Physics Department Chair Anthony Nicastro notes that “WCU has graduated five or more students in our B.S.Ed. program in each of the last three years,” which probably puts the University in an even more elite but unrecognized group.
"To many, such a graduation rate does not sound impressive until it is put in context," Nicastro continues. "Every year about 1,400 people are hired to teach high school physics [in the U.S.], but only about a third of them have a physics degree. That represents about 10 students per year per state, so WCU produces about half of a typical state’s complement of high school physics teachers."
Among 59 education fields, physics has the highest shortage of teachers, according to a 2014 report from the American Association for Employment in Education.

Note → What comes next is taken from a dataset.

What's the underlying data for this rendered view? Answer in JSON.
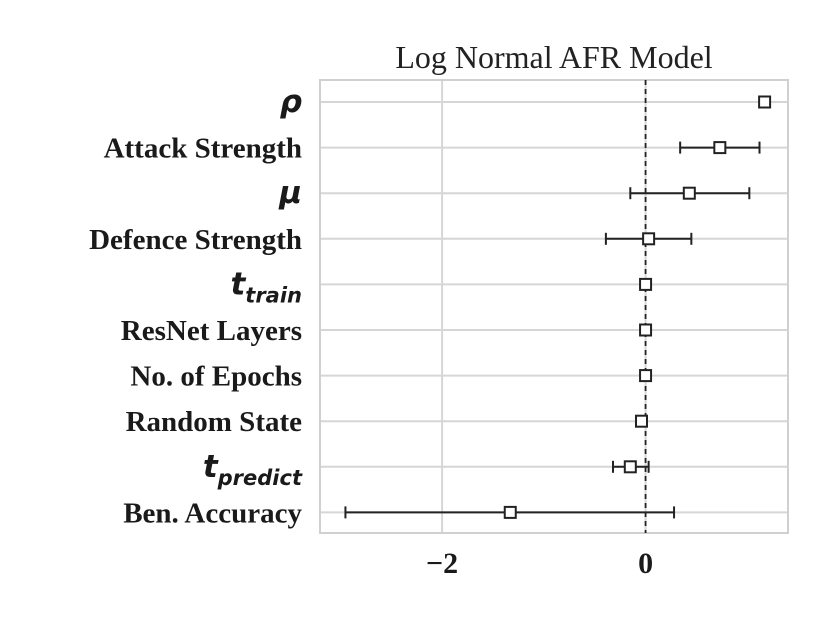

Teacher education institutions are turning out fewer physics teachers despite a slow but steady growth in enrollment in high school physics courses.
Nicastro says the lack of trained physics teachers is detrimental to high school students: "Two-thirds of high school physics teachers have only had a couple of physics courses in their undergraduate training, not enough to be truly prepared for some of the highly talented students who are in our nation's secondary schools."
WCU offers the bachelor of science education (B.S.Ed.) in physics that includes teacher certification in the state of Pennsylvania for students who complete the program. Degree requirements include 24 core credits in physics and a full semester of student teaching at a regional high school. In the past five years, WCU students have completed their student teaching semesters at Downingtown, Henderson, Octorara, Oxford, Phoenixville, Ridley, Unionville, Upper Darby, and Upper Merion high schools. WCU graduates also teach at some of those schools.
The University also offers a post-baccalaureate teacher certification program for individuals who already have a degree in physics, as well as the B.S. in physics and the B.S. in physics-engineering.
The 5+ Club winners, a total of 12 institutions that also includes Rowan University (5), University of Arkansas (5) and Boston University (6), were recognized at the opening plenary of the PhysTEC Conference in Baltimore in March. Brigham Young University topped the list, graduating 17 physics teachers in one year.
PhysTEC is an education program of the American Physical Society (APS) in partnership with the American Association of Physics Teachers (AAPT), with support from the National Science Foundation.